By Gail Frye and Mark Gutglueck
Tres Hermanos Ranch, located on 2,445 acres straddling Chino Hills and Diamond Bar at the Los Angeles County/San Bernardino County boundary, is to remain in the possession of the Tres Hermanos Conservation Authority now that litigation over the authority’s acquisition of the property has been dismissed.
In 1978, the City of Industry paid $12.1 million to the heirs of petroleum magnate Tom Scott, former Los Angeles Times Publisher Harry Chandler and California pioneer John Rowland to acquire the land. The city then turned the property over to its redevelopment agency, known as the Industry Urban Development Agency, which had intentions of converting it to a reservoir to guarantee the city would have adequate water into the future. The land remained undeveloped, and with the advent of California legislation in 2011 that shuttered all of the state’s municipal redevelopment agencies, several private land developers, including GH America Inc. and South Coast Communities of Irvine, expressed interest in acquiring the expanse for the purpose of developing it both residentially and commercially, bidding as much as $100 million for it. In August 2017, the City of Industry, which had substantial representation on the boards of both the successor agency to the Industry Urban Development Agency and the oversight board to the successor agency to the Industry Urban Development Agency, boldly took action to acquire the property, tendering a $41.65 million offer on the property, which was accepted.

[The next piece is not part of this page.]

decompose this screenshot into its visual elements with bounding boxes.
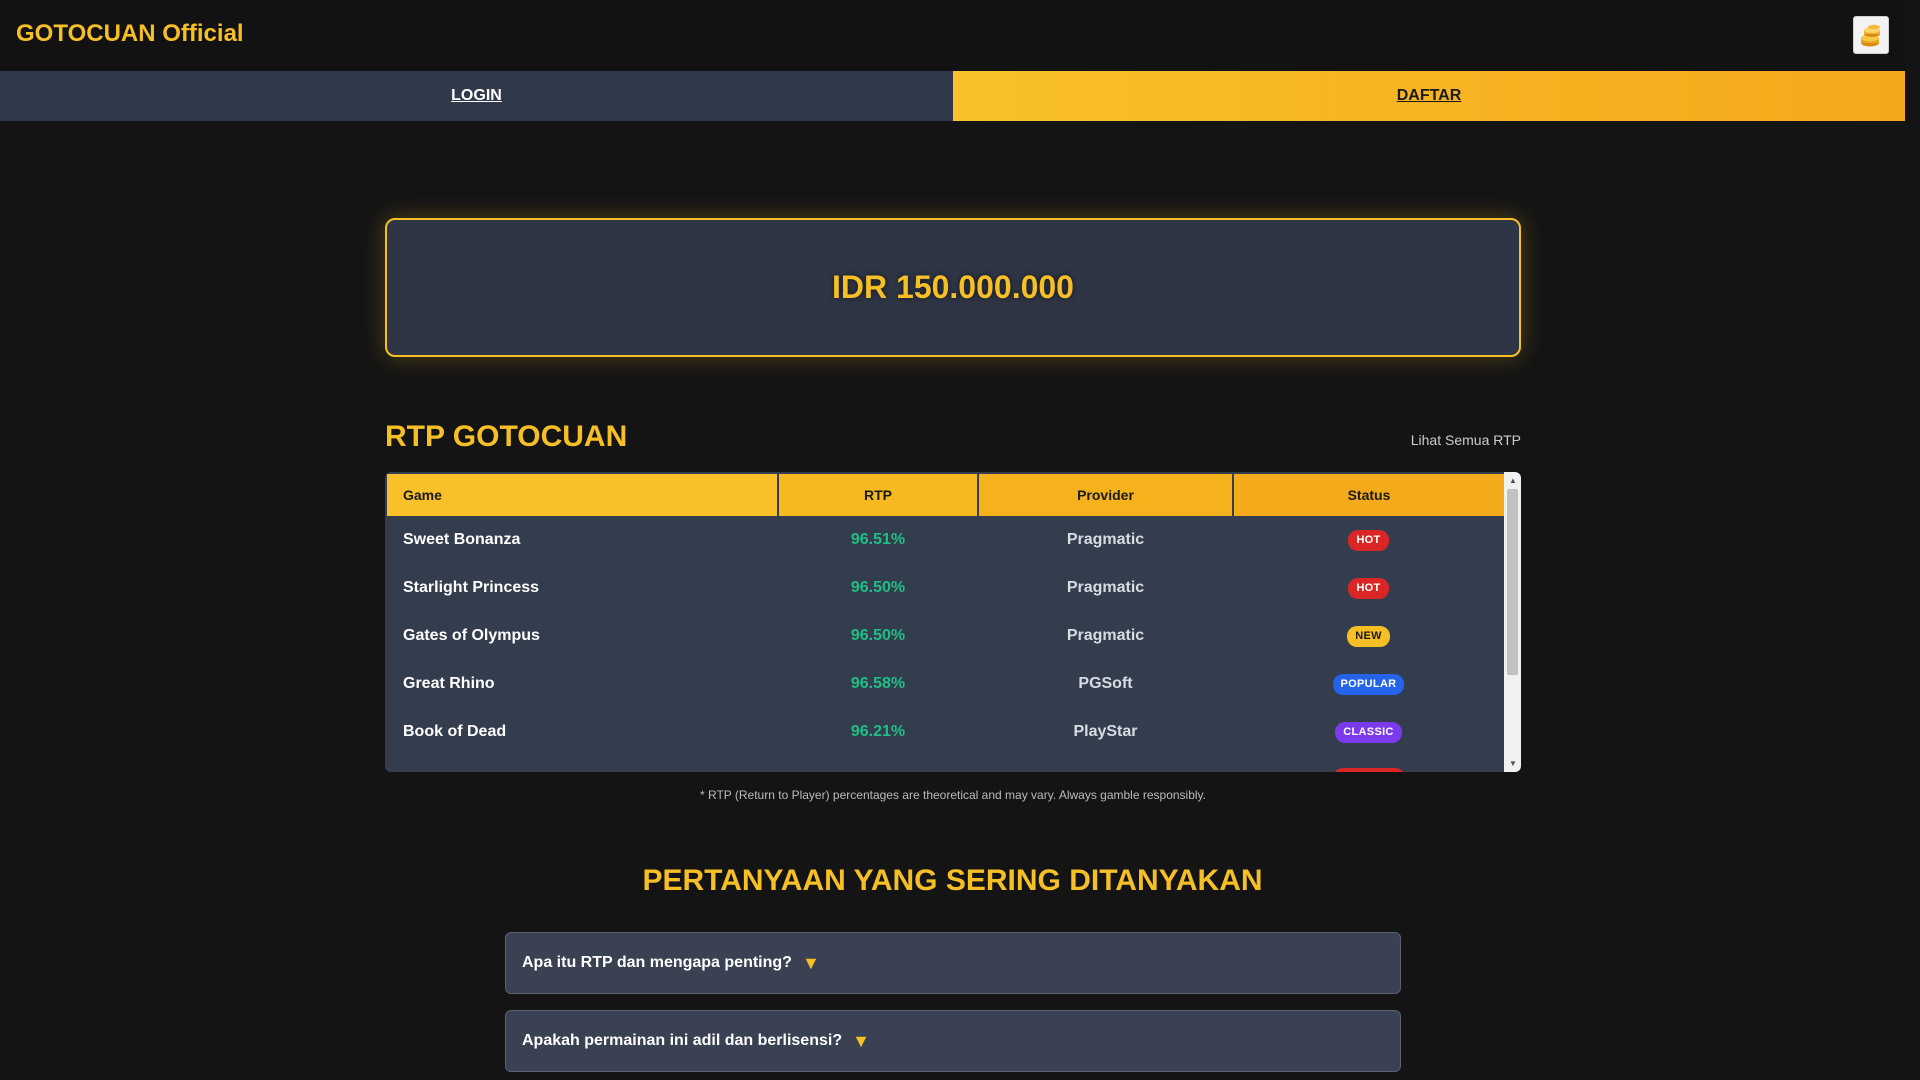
status-badge: HOT bbox=[1348, 577, 1389, 599]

To the chagrin of both Chino Hills and Diamond Bar, as well as many of those cities’ residents, the City of Industry entered into an agreement with La Jolla-based San Gabriel Valley Water & Power, controlled by William Barkett, to convert the ranch into a solar power generating field utilizing photovoltaic panels to produce 450 megawatts of electricity that would be sold to manufacturers in the City of Industry.
Both the City of Chino Hills and the City of Diamond Bar sued the City of Industry over the matter. Meanwhile, Barkett was provided with more than $20 million by the City of Industry to design, plan and begin work on the solar field. When Barkett failed to perform, however, a falling out between the City of Industry and San Gabriel Valley Water & Power ensued.
After Barkett and San Gabriel Valley Water & Power undertook legal action against the City of Industry, an arrangement was made to expand the membership of the Tres Hermanos Conservation Authority, a joint powers authority [JPA] first formed in 1999 between Chino Hills and Diamond Bar, to include Industry. The three cities then closed a deal by which Chino Hills paid $2,959,967 for the Tres Hermanos Conservation Authority to acquire the 1,750 acres of Tres Hermanos Ranch in Chino Hills, and Diamond Bar paid $1,205,033 695 for the authority to acquire the 695 acres of the ranch situated in Diamond Bar. For its part, the City of Industry wrote down $37,485,000 of the $41,650,000 value of the property in having it handed over to the Tres Hermanos Conservation Authority.
Last year, San Gabriel Valley Water & Power sued the three cities, alleging they engaged in Brown Act violations and collusion with regard to the land sale.
On August 12, 2020, investigators with the Los Angeles County District Attorney’s Office made a series of early morning services of search warrants at the homes and offices of a multitude of individuals associated with the San Gabriel Valley Water & Power solar project, including Barkett, the company’s lobbyist, Frank Hill and former Industry City Manager Paul Philips. Thereafter, the lawsuit against the three cities was dismissed. There was concern that with San Gabriel Valley Water & Power now being held at bay, the City of Industry would reaquire the 2,445 acres, and once more seek to have it developed.
That is not the case, according to City of Industry Mayor Cory Moss. Moss said that “San Gabriel Valley Water & Power has essentially admitted that its allegations were without any merit. They wanted to undo the cities’ collective commitment to preserve Tres Hermanos and they failed.”
The transfer of the Tres Hermanos Ranch property from the City of Industry to the Tres Hermanos Conservation Authority was recorded on February 11, 2019 in both Los Angeles and San Bernardino County recorders’ offices for the portions of the property within the respective counties. Title to the property remains in the name of the Tres Hermanos Conservation Authority.